On 03/16/2018 10:21 PM, Alexander Dalloz wrote:
Am 16.03.2018 um 13:07 schrieb hw:
[...] # lmtp cmd="lmtpd -a" listen="lmtp:127.0.0.1" prefork=4 lmtpunix cmd="lmtpd -a" listen="/var/lib/imap/socket/lmtp" prefork=4 [...]
Both definitions are wrong:
- the lmtp line
man cyrus.conf
listen=<no default> The UNIX or internet socket to listen on. This string field is required and takes one of the following forms:
path [ host : ] port
So listen="lmtp:127.0.0.1" is utterly nonsense. It would be listen="127.0.0.1:lmtp" if you want to restrict access to localhost.
Right, that must have come from all the experimentation and gone unnoticed.
- the lmtpunix line
man lmtpd
-a
Preauthorize connections initiated on an internet socket, instead of requiring LMTP AUTH. This should only be used for connections coming from trusted hosts.
So no pre-auth on the unix socket.
I read it such that '-a' means I don´t need to worry about authorization.
Do you mean to say it should only be used when the socket is not a file? If that is so, the manpage should say that, and it should say what the option does when the socket is a file. Maybe it´s ignored for files, maybe it breaks stuff.
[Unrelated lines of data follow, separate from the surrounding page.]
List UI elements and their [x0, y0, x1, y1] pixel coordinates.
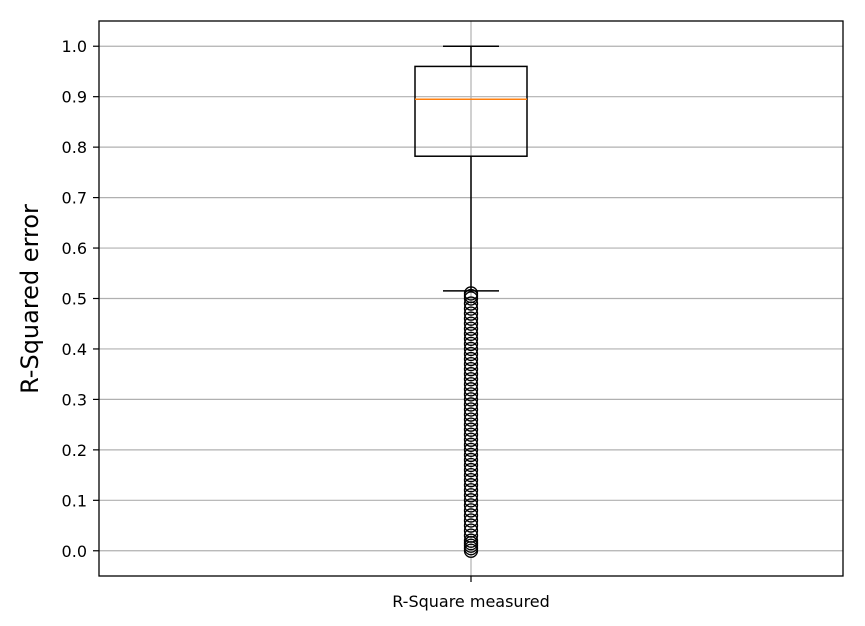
outlier-point	[463, 306, 479, 321]
outlier-point	[463, 341, 479, 357]
outlier-point	[463, 467, 479, 483]
outlier-point	[463, 432, 479, 447]
outlier-point	[463, 326, 479, 341]
outlier-point	[463, 331, 479, 347]
outlier-point	[463, 402, 479, 417]
outlier-point	[463, 518, 479, 533]
outlier-point	[463, 442, 479, 458]
outlier-point	[463, 286, 479, 301]
y-tick-label: 0.0	[62, 542, 87, 561]
outlier-point	[463, 498, 479, 513]
outlier-point	[463, 523, 479, 538]
outlier-point	[463, 472, 479, 488]
y-tick-label: 0.6	[62, 239, 87, 258]
outlier-point	[463, 412, 479, 427]
outlier-point	[463, 372, 479, 387]
outlier-point	[463, 478, 479, 493]
outlier-point	[463, 508, 479, 523]
outlier-point	[463, 316, 479, 331]
outlier-point	[463, 361, 479, 377]
y-tick-label: 0.7	[62, 189, 87, 208]
outlier-point	[463, 533, 479, 548]
outlier-point	[463, 427, 479, 442]
y-tick-label: 0.8	[62, 138, 87, 157]
outlier-point	[463, 377, 479, 392]
outlier-point	[463, 387, 479, 402]
grid-lines	[99, 21, 843, 576]
box-plot-marks	[414, 45, 528, 558]
outlier-point	[463, 321, 479, 336]
outlier-point	[463, 351, 479, 367]
outlier-point	[463, 422, 479, 437]
outlier-point	[463, 392, 479, 407]
outlier-point	[463, 457, 479, 473]
y-axis-label: R-Squared error	[16, 204, 44, 394]
y-tick-label: 0.5	[62, 290, 87, 309]
outlier-point	[463, 447, 479, 463]
y-tick-label: 0.3	[62, 390, 87, 409]
outlier-point	[463, 513, 479, 528]
box-iqr	[414, 65, 528, 157]
outlier-point	[463, 417, 479, 432]
y-tick-label: 0.9	[62, 88, 87, 107]
outlier-point	[463, 503, 479, 518]
y-tick-label: 0.1	[62, 491, 87, 510]
outlier-point	[463, 397, 479, 412]
outlier-point	[463, 346, 479, 362]
y-tick-label: 1.0	[62, 37, 87, 56]
outlier-point	[463, 483, 479, 498]
outlier-point	[463, 488, 479, 503]
outlier-point	[463, 382, 479, 397]
outlier-point	[463, 452, 479, 468]
y-tick-label: 0.4	[62, 340, 87, 359]
outlier-point	[463, 336, 479, 352]
outlier-point	[463, 311, 479, 326]
outlier-point	[463, 528, 479, 543]
outlier-point	[463, 493, 479, 508]
outlier-point	[463, 367, 479, 382]
outlier-point	[463, 462, 479, 478]
y-tick-label: 0.2	[62, 441, 87, 460]
outlier-point	[463, 356, 479, 372]
axes: 0.0 0.1 0.2 0.3 0.4 0.5 0.6 0.7 0.8 0.9 1.0	[62, 37, 472, 582]
outlier-point	[463, 407, 479, 422]
outlier-point	[463, 296, 479, 311]
outlier-point	[463, 437, 479, 452]
x-tick-label: R-Square measured	[392, 592, 550, 611]
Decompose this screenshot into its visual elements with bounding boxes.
The manpage does not say that authorization is omitted when the socket is a file, so what does it actually say?
And why do you define a prefork of 4?
Why not? The server has 4 cores, and I haven´t read any suggestions yet about how many processes should be preforked. I can imagine it might not make sense or not work at all when the socket is a file and that it might not make sense when the socket is not a file because there are no other hosts connecting. IIRC exim can spawn processes to do deliveries, so it might yet make sense despite no other hosts connect.